Polls show that immigration is a major issue in this year’s election. In 2018, Democrats were happy to criticize Trump as xenophobic for his attempt to halt asylum claims; in 2024, many Democrats from blue states and cities stood alongside Biden as he announced his new policy. Democrats have faced pressure from their constituents as more and more migrants waiting for their asylum hearings move to cities throughout the country, at times overwhelming local social services. This puts Biden in a difficult position. Our current immigration system is untenable, but reforming it would require action by Congress, and Republican lawmakers would rather campaign on the problem than do anything to solve it while a Democrat is in the White House. At Trump’s behest, they rejected a bipartisan immigration bill that would have given them many of the more punitive immigration measures they’ve demanded.

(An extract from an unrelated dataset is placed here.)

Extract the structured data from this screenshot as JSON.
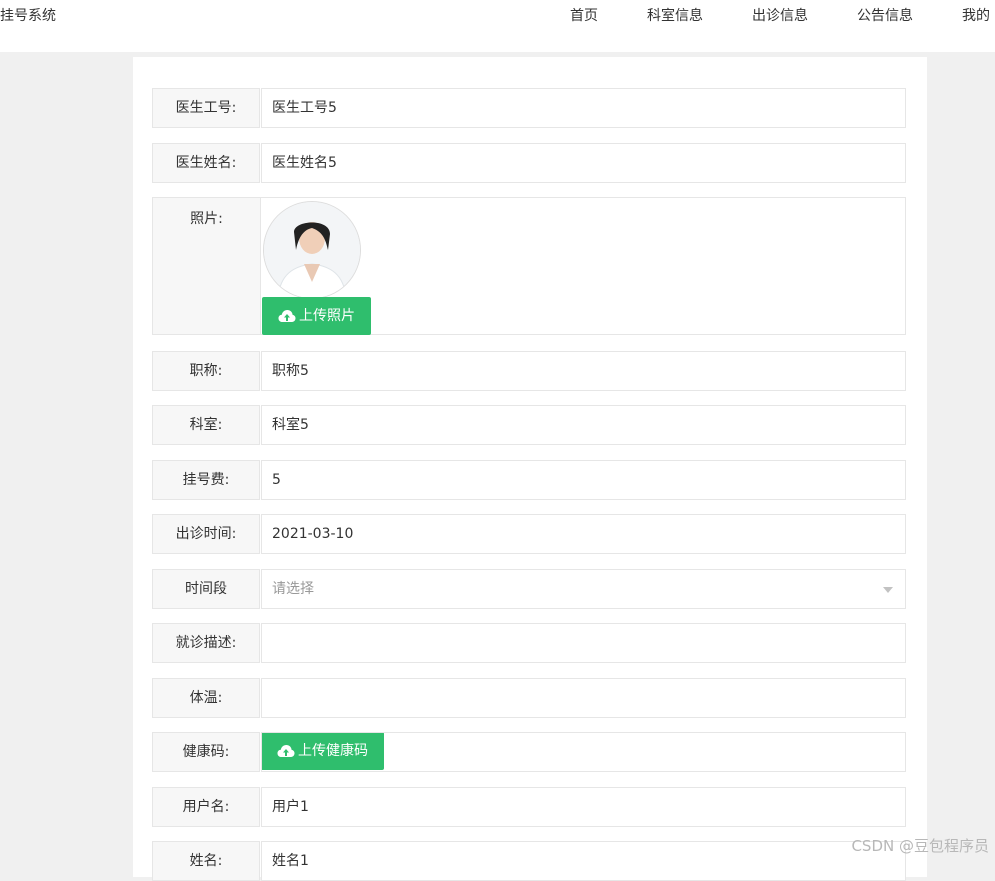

But Biden’s executive order is ultimately a deterrence measure, and we’ve seen over many decades what deterrence really does: the number of border crossings may drop a bit, but migrants’ journeys will become more perilous. There will be more incentive for them to evade border patrol—and so more reason to travel via dangerous routes or to use human smugglers. Deterrence has been the go-to strategy for dealing with immigration for decades. Biden’s executive order has rightly been described as Trumpian, but it is also Clintonian and Obamian. What is needed is a strategy that addresses the global crises—political, economic, environmental—that push desperate people to seek safety elsewhere, and immigration policies that protect their right to do so.